With this declaration, the three governments have created a new regional union, the “the Association Trio”, south of the Russian Federation, turned towards Europe.
The Batumi declaration changes the thrust of the "Eastern Partnership", which is part of the European Union’s Neighbourhood Policy. The project was initially proposed by Poland in 2008 and inaugurated in Prague in 2009, and is open to Armenia, Azerbaijan and Belarus.
Because of domestic strife in 2020, these three states have other issues to deal with, before considering their relationship with the European Union.
With respect to the Batumi declaration, a certain scepticism exists among observers about its effectiveness. The three signatories also face domestic as well as international challenges.
In Ukraine, the Trio’s main supporter, public opinion was not very keen about the meeting, seen as one of President Zelenskyy's many attempts to build consensus at home and abroad.

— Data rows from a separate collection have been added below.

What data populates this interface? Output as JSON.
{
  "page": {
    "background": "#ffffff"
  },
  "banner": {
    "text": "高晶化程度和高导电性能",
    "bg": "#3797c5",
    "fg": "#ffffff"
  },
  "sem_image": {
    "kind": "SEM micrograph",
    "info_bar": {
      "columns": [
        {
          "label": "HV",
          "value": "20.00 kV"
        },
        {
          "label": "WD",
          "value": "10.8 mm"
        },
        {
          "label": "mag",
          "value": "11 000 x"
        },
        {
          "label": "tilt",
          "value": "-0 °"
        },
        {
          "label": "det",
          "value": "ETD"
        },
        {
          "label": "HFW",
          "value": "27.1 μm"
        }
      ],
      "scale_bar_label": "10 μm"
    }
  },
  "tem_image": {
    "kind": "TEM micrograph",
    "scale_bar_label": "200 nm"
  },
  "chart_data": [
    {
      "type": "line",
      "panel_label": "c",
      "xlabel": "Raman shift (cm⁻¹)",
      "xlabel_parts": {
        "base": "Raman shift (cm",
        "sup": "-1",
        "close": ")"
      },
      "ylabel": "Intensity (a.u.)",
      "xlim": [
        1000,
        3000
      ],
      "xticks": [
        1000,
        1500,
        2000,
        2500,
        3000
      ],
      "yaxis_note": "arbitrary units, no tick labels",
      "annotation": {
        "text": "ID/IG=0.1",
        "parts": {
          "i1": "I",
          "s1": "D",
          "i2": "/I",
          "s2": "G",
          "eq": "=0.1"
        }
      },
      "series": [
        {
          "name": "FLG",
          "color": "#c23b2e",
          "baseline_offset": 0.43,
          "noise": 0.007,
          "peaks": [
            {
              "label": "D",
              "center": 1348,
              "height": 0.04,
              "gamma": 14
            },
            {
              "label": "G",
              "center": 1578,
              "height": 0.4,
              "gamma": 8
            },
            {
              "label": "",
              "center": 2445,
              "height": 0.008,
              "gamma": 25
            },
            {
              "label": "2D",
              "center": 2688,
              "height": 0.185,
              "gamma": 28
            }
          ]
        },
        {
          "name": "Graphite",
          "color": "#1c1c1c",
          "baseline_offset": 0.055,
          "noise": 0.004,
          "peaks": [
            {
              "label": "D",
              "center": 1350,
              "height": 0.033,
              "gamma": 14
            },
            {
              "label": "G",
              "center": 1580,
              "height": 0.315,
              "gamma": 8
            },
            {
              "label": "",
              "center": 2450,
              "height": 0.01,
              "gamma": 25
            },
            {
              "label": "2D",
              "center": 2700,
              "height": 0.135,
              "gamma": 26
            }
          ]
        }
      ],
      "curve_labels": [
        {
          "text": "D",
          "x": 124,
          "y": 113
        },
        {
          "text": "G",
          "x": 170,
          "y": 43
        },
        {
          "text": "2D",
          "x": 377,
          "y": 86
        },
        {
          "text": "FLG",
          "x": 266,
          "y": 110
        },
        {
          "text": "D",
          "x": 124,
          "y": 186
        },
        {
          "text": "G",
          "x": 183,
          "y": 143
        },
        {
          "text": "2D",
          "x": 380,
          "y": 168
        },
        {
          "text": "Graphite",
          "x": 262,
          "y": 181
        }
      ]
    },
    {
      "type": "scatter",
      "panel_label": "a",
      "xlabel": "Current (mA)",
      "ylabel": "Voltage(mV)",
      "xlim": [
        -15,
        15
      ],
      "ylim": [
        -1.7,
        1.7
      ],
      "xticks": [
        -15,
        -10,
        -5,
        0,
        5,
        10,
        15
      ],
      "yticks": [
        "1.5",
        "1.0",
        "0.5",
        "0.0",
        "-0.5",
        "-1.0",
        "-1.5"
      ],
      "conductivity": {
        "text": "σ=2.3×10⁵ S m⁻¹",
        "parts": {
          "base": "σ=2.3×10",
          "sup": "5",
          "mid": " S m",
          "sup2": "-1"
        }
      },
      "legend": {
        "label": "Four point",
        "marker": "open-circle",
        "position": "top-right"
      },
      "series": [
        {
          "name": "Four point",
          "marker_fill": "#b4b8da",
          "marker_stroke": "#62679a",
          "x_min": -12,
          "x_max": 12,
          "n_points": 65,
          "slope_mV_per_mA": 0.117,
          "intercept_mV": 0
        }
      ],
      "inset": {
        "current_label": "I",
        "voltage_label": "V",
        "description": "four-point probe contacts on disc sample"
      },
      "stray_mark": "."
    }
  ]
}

The relationship with Europe sparked the uprising in Kyiv's Maidan Square in 2014.
Moldova is also engaged in a long-standing struggle between pro-Russia and pro-Europe groups., whilst in Georgia, the issue plays a major role as the country’s political parties engage in a very tough and ambiguous struggle over relations with Europe and Russia.
During the summit a very symbolic moment came when President Zourabichvili travelled from the capital Tbilisi to the port city of Batumi on the Black Sea, as she crossed for the first time since 2008 the bridge over the Enguri River, on the other side of the frontline with Abkhazia, a separatist Georgian region under Russian control.
The three governments sought to send a signal to their Western partners "to show their loyalty to the idea of European integration,” said Georgian political scientist Valeri Chechelashvili. However, “all of us citizens of Georgia, Ukraine and Moldova have already paid a heavy price for that.”
Speaking on Radio Svoboda about the Batumi meeting with Ukrainian-Armenian journalist Karen Madoyan, Chechelashvili said that "all three countries are constantly running on the edge of the division between East and West”.